Here’s one sample of a multigenerational interaction revolving around Rabbi Eliach. I studied with Rabbi Eliach at Yeshiva University’s Azrilei Graduate School in the early 1980’s. In a recent professional development program I co-conducted at The Lookstein Center, I overheard a conversation between one of my collaborators running the program – a younger colleague who was mentored by Rabbi Eliach in the early 2000’s – and one of his students, now a teacher, who was mentored by Rabbi Eliach when she began teaching more than a decade later. For each of the three of us, Rabbi Eliach was a profound influence on our educational practice and thinking. (In a fitting twist, a few years ago I had the honor of teaching and mentoring his granddaughter, who was studying to be a Jewish educator.)
One of his most lasting educational messages is that the best form of classroom management was a lesson that was intellectually engaging and personally meaningful for the students. He saw each student as someone who would eventually be making choices about what level of Jewish involvement they would have, and to that to maximize that it was essential their encounter with Jewish texts be one in which they discovered demonstrated just how deeply those texts understand and touch their lives.
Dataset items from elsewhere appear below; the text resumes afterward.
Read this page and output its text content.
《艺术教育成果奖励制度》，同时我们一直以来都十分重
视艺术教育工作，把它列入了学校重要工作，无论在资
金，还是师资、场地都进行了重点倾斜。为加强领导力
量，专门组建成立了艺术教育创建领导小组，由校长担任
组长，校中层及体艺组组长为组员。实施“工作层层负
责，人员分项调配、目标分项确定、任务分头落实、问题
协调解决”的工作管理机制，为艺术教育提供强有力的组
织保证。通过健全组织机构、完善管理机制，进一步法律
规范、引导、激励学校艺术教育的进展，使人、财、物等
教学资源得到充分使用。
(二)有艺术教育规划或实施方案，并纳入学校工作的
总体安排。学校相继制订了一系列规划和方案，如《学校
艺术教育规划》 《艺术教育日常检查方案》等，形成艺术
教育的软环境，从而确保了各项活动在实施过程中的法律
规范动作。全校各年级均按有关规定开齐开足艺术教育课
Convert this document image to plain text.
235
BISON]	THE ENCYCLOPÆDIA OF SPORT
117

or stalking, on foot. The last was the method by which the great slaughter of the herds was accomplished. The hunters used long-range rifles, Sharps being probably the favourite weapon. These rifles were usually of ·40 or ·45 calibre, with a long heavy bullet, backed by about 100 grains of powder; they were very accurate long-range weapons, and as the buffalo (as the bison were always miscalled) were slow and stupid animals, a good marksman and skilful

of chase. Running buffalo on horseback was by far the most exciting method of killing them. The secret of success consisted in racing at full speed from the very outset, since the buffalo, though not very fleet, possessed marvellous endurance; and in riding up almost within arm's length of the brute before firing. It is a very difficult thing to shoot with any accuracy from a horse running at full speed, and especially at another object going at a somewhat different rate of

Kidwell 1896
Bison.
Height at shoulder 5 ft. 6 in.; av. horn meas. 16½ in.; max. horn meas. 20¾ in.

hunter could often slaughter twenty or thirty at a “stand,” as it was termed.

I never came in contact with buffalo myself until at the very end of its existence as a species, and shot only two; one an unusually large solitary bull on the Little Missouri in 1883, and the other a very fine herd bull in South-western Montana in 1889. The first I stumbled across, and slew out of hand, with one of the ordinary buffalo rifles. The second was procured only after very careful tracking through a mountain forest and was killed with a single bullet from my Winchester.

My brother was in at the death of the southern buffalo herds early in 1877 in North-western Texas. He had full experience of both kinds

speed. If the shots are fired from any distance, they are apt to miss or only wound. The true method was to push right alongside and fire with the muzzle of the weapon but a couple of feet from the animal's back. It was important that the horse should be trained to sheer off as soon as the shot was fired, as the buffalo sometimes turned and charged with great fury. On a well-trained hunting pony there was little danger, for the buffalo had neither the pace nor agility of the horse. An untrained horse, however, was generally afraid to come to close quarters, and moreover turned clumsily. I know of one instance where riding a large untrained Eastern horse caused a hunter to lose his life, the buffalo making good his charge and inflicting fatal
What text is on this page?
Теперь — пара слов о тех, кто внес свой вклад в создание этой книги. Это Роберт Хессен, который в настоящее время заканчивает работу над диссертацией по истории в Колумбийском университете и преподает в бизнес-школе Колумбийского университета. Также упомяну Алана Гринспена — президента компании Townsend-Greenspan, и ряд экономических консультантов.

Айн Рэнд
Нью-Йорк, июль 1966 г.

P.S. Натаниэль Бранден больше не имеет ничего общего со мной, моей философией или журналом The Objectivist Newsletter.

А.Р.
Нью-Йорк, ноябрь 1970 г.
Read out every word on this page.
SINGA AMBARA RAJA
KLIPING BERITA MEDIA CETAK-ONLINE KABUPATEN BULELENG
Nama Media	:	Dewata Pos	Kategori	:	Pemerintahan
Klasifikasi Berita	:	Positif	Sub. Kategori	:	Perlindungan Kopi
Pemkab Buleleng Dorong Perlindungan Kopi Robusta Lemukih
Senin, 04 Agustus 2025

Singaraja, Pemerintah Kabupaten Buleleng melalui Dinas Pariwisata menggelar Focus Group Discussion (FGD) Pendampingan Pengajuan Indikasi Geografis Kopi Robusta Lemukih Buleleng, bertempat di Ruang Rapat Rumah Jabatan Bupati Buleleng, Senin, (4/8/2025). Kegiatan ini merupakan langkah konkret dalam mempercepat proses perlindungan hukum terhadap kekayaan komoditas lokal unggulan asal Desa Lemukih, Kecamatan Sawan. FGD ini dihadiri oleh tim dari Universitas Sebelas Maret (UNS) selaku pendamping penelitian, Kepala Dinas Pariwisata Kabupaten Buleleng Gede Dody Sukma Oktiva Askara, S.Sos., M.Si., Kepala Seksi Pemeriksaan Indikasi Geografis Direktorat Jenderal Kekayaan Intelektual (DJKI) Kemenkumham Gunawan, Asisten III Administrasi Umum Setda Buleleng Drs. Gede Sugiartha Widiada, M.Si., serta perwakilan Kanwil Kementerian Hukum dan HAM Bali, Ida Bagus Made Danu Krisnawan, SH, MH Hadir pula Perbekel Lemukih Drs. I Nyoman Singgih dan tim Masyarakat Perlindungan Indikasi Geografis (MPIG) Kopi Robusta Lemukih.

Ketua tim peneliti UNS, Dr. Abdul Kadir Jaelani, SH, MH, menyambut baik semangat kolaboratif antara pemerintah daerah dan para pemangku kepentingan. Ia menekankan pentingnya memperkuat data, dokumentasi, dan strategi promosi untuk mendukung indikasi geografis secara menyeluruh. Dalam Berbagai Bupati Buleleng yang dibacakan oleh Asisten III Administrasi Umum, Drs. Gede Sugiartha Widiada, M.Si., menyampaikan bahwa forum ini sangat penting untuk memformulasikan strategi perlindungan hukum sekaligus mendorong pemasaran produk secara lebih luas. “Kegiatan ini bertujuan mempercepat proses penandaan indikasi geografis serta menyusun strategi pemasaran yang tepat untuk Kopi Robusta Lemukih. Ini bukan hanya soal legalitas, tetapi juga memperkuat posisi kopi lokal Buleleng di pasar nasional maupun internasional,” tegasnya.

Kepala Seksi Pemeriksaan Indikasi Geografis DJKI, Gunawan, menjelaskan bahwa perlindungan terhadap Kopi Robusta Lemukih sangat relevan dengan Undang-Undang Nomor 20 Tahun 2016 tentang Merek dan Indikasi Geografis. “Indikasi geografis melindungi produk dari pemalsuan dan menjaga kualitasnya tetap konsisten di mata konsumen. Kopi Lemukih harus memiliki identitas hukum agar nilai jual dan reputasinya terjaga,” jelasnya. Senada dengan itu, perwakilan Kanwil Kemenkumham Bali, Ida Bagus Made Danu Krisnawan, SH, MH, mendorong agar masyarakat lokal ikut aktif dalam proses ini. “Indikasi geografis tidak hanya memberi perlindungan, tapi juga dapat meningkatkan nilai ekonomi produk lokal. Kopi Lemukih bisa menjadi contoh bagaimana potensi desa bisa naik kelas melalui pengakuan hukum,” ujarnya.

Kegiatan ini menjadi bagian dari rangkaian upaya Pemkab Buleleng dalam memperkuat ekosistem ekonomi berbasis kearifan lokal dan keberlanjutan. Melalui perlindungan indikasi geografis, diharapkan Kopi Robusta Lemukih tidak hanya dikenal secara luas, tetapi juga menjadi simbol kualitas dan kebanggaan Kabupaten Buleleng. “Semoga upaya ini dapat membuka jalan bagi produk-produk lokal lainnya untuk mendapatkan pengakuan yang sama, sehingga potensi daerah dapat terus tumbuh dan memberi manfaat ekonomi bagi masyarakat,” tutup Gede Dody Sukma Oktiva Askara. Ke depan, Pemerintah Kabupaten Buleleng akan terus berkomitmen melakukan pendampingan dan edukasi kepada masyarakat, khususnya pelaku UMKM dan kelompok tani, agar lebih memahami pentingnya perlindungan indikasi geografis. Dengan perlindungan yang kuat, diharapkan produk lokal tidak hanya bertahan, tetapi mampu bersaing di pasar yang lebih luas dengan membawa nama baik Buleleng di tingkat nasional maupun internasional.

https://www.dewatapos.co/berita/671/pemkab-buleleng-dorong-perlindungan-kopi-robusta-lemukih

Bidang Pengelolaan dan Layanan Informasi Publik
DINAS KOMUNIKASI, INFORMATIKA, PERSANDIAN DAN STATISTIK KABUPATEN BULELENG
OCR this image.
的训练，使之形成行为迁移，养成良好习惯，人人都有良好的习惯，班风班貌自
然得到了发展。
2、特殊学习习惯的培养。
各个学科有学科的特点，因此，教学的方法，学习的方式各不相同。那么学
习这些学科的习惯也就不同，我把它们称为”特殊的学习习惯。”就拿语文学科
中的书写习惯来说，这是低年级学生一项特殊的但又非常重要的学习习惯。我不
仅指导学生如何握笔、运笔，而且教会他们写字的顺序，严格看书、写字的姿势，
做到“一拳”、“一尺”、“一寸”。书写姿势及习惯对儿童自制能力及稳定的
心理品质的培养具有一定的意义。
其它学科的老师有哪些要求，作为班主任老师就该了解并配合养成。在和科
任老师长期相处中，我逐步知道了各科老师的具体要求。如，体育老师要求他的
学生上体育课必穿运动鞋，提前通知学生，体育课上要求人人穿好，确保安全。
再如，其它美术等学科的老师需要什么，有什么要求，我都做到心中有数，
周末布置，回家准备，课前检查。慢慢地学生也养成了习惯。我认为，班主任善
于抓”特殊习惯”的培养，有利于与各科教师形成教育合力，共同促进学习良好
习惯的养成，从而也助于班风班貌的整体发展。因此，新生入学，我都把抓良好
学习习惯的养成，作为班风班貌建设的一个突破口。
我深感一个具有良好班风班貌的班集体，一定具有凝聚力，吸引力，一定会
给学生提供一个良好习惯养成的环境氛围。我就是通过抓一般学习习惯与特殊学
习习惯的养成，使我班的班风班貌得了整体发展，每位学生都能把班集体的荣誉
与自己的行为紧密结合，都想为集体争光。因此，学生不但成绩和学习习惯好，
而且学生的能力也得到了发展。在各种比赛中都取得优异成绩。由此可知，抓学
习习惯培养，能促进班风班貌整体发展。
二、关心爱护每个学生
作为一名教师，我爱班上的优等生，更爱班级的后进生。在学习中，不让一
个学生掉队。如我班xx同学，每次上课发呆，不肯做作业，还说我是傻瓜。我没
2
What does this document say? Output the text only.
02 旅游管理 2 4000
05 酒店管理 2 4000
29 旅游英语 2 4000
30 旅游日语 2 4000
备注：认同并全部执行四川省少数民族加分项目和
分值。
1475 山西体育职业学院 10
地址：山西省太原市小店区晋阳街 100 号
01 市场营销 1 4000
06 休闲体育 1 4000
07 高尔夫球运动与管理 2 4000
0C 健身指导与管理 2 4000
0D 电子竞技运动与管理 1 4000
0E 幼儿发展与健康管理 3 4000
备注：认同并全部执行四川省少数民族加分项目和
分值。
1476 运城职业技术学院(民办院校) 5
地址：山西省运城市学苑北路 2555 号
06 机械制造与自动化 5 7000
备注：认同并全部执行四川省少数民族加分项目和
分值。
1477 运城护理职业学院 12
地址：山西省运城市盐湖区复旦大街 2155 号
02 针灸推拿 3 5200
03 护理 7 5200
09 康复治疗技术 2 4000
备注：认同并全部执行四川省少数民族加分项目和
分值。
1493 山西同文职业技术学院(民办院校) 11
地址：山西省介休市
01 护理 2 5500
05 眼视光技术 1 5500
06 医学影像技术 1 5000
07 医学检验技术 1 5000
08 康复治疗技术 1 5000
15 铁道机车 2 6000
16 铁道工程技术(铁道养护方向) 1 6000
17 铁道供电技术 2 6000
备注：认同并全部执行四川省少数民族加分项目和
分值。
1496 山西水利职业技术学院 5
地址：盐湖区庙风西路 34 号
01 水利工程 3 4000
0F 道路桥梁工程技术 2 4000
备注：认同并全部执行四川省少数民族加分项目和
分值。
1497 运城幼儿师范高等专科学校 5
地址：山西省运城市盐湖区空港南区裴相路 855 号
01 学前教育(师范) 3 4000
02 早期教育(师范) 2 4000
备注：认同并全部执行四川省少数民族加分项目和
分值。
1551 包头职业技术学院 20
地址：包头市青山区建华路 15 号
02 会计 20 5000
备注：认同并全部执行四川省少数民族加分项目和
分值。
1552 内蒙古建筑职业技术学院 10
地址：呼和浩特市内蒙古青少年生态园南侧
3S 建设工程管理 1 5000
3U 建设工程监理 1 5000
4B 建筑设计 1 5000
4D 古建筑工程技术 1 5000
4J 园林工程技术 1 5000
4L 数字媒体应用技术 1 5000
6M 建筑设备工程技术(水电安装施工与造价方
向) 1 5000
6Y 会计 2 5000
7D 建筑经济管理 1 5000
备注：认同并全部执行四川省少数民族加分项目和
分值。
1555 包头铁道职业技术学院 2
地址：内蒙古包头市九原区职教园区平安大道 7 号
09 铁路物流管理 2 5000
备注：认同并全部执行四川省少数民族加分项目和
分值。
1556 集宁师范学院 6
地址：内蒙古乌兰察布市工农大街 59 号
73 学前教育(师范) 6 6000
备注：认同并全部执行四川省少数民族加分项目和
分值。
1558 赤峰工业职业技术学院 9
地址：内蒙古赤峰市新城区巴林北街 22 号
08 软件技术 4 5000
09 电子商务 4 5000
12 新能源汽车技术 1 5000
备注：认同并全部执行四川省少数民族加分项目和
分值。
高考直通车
When asked what to do with texts in which the teacher could not find meaning his response was simple – don’t teach those texts.
One conversation I had with him remains with me after forty years. His graduate school class was very demanding. Each week we had to prepare the transcript of a class we imagined teaching. What would the teacher say or do, what did I expect the students would respond, how would I respond to those students, etc. It was labor intensive – it demanded a minimum of four-to-five hours each week to prepare a single lesson plan – and forced us to understand that to teach well we needed to understand our students deeply. In class one of us would present our lesson, after which he would demonstrate a completely different way to present the same material, seemingly effortlessly. One day I asked how he could do that, and what should I do if I could not do that. He looked at me and smiled. “You are young and have energies unique to you. I cannot do the kinds of things that you can. But over the course of time you will learn to do things differently, your repertoire will grow and change. And eventually you will do your own things masterfully and seemingly without effort.”
His sage advice calmed me then and has guided me ever since. His passing is a loss for the Jewish people, and may the many teachers he mentored be a living testament to his impact on Jewish education.